Bringing Ex Post Facto to life — and its later iteration, Ex Nihilo — was its own musical side project. For that, the music supervisor, Jonathan Leahy, pulled together a small group of songwriters to write and demo original songs, which music producers Abe Seiferth and Jason Hill turned into the fully fleshed-out recordings and live performances in the show. (Hill also composed the score.) Tortorella and Max Milner, who plays William’s replacement in the band, did the vocals. Apple plans to release the songs online and on limited edition vinyl.

“It’s an impossible task to make the music sound like this very specific time and place but also: Do not make it sound, at all, like you’re ripping somebody off,” Leahy said. “So we tried to thread that needle.”

For anyone who was in New York in 2003, the memories have gotten a little dusty. (For the record: That was the summer I moved here, at 24.) But certain moments remain crisp — sealed, perhaps, by the tensions of the moment. When the lights went out, there was no widespread looting and arson as in ’77. But as Hallberg reminded me by phone, there was “a sharp, sharp punch of panic,” where everyone thought, “Oh, my God, is it happening again? Is this a terrorist attack?”
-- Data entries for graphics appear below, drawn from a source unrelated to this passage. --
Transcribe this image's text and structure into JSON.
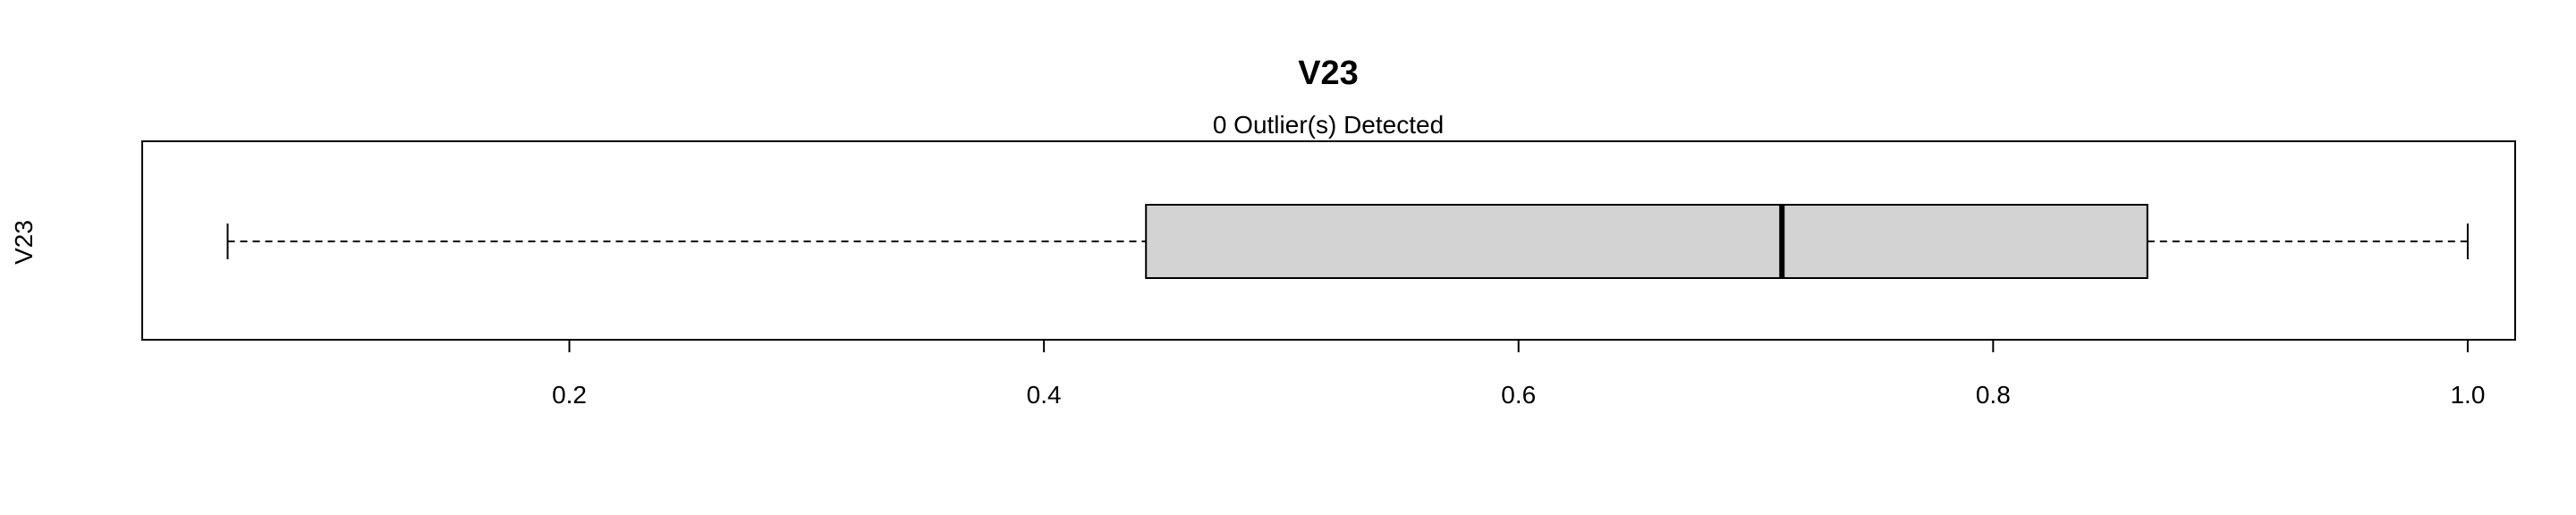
{
  "chart_data": {
    "type": "box",
    "title": "V23",
    "subtitle": "0 Outlier(s) Detected",
    "ylabel": "V23",
    "xlabel": "",
    "orientation": "horizontal",
    "xlim": [
      0.02,
      1.02
    ],
    "xticks": [
      0.2,
      0.4,
      0.6,
      0.8,
      1.0
    ],
    "xtick_labels": [
      "0.2",
      "0.4",
      "0.6",
      "0.8",
      "1.0"
    ],
    "series": [
      {
        "min": 0.056,
        "q1": 0.443,
        "median": 0.711,
        "q3": 0.865,
        "max": 1.0
      }
    ],
    "box_fill": "#d3d3d3",
    "line_color": "#000000",
    "grid": false
  }
}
What followed, as he put it, was a “long tail of this sweet relief.” Much of the city turned into a kind of street carnival as bodegas and supermarkets scrambled to empty their warming beer and meat coolers.

Some things haven’t changed a lot since 2003, which the show suggests in its attention to issues like class, race and gentrification. “These are themes that will honestly probably carry on throughout human history,” said Xavier Clyde, 29, who plays William’s boyfriend, Mercer, a young Black man who is suspected falsely in a shooting. “No matter what time period these things are presented to us, they’re always going to resonate.”

But if the view through “City on Fire” is a little rose-colored otherwise, that’s a New York tradition. In 2003, the cool kids complained about how derivative the new music was — Ever heard of the Stooges?! — and how tame Manhattan already seemed compared with the halcyon days of CBGB and frequent muggings.

Today appears to be no exception.

“If we can all agree on one thing, it’s that technology is bad a lot of the time,” said Sui Wonders, laughing as she reflected on her own time compared with ’03. One of the most inspiring parts of the show for her was the way it asked, as she put it, “How did people connect before the digital age?”

“Whatever ensues, chaos or connection,” she continued, “at least people are connecting.”

So maybe the kids are all right. At the very least, Oleff — at 19, the youngest member of the main cast — seemed too wise to get into the kind of trouble his character does.

“There’s always a cycle,” he said about his newly adopted city. “People are going to come in and change it. And that’s also kind of what I’m learning is the beauty of New York: There is a tradition here, but there’s also so much room for experimentation that it becomes an entirely different city every few years.

“And that, for me, feels like what New York is.”